PyongyangKipperbang · 16/04/2022 22:37

Well of course he does!!

If he "never happened" then he doesnt have to think about it and feel bad.

FWIW my ex "only" beat me up about once every 6 to 12 months, didnt stop him trying to kill me the last time it happened when the police removed him. Abuse isnt always the classic "every Saturday night when he comes in pissed and gives the wife a few slaps" stereotype that some people still peddle.

It is still abuse and even if the police left, depending on the age of your daughter, they may refer it to social services.
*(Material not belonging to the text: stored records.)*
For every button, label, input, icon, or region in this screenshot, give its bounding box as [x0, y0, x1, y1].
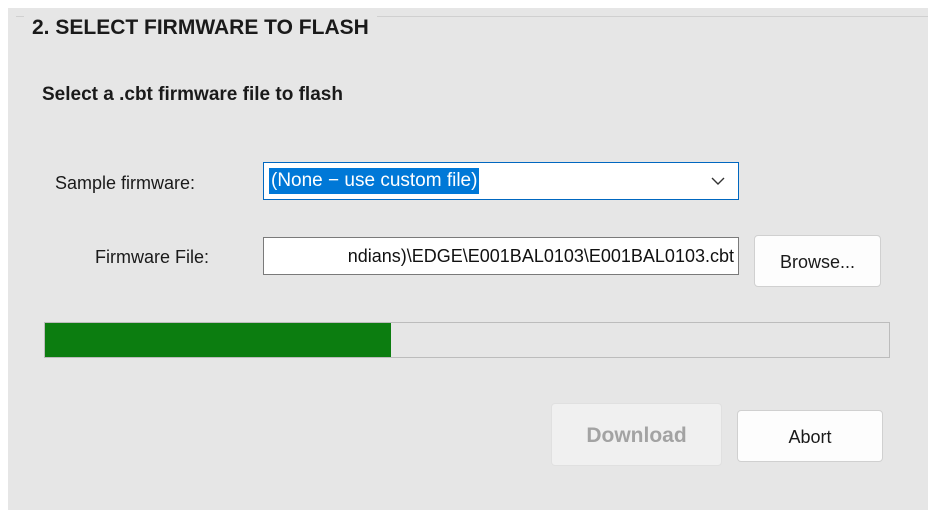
abort-button[interactable]: Abort [737, 410, 883, 462]
progress-bar [44, 322, 890, 358]
browse-button[interactable]: Browse... [754, 235, 881, 287]
progress-fill [45, 323, 391, 357]
firmware-file-value: ndians)\EDGE\E001BAL0103\E001BAL0103.cbt [347, 246, 734, 266]
sample-firmware-label: Sample firmware: [55, 173, 196, 193]
firmware-file-label: Firmware File: [95, 247, 210, 267]
sample-firmware-selected: (None − use custom file) [269, 168, 480, 194]
firmware-file-input[interactable]: ndians)\EDGE\E001BAL0103\E001BAL0103.cbt [263, 237, 739, 275]
chevron-down-icon[interactable] [710, 173, 726, 189]
group-title: 2. SELECT FIRMWARE TO FLASH [24, 14, 377, 42]
sample-firmware-dropdown[interactable]: (None − use custom file) [263, 162, 739, 200]
subheading: Select a .cbt firmware file to flash [42, 84, 343, 105]
download-button[interactable]: Download [551, 403, 722, 466]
You really are underplaying this. Financially you will be able to claim UC, housing benefit etc and those of us who have been there will hold your hand and guide you through the process. But what you MUST understand is that by not removing your children from this situation you are culpable too.

It took me a long time to realise that by allowing my children to witness and hear the abuse, they were being abused too and that by not removing them from it, I was partly responsible. I couldnt stop him so I should have left him and I didnt and thats why I was also investigated by SS and it wasnt until it was very clear that there was no way he was coming back here (and hasnt since it happened 3.5 years ago) that they closed the case. Something to think about.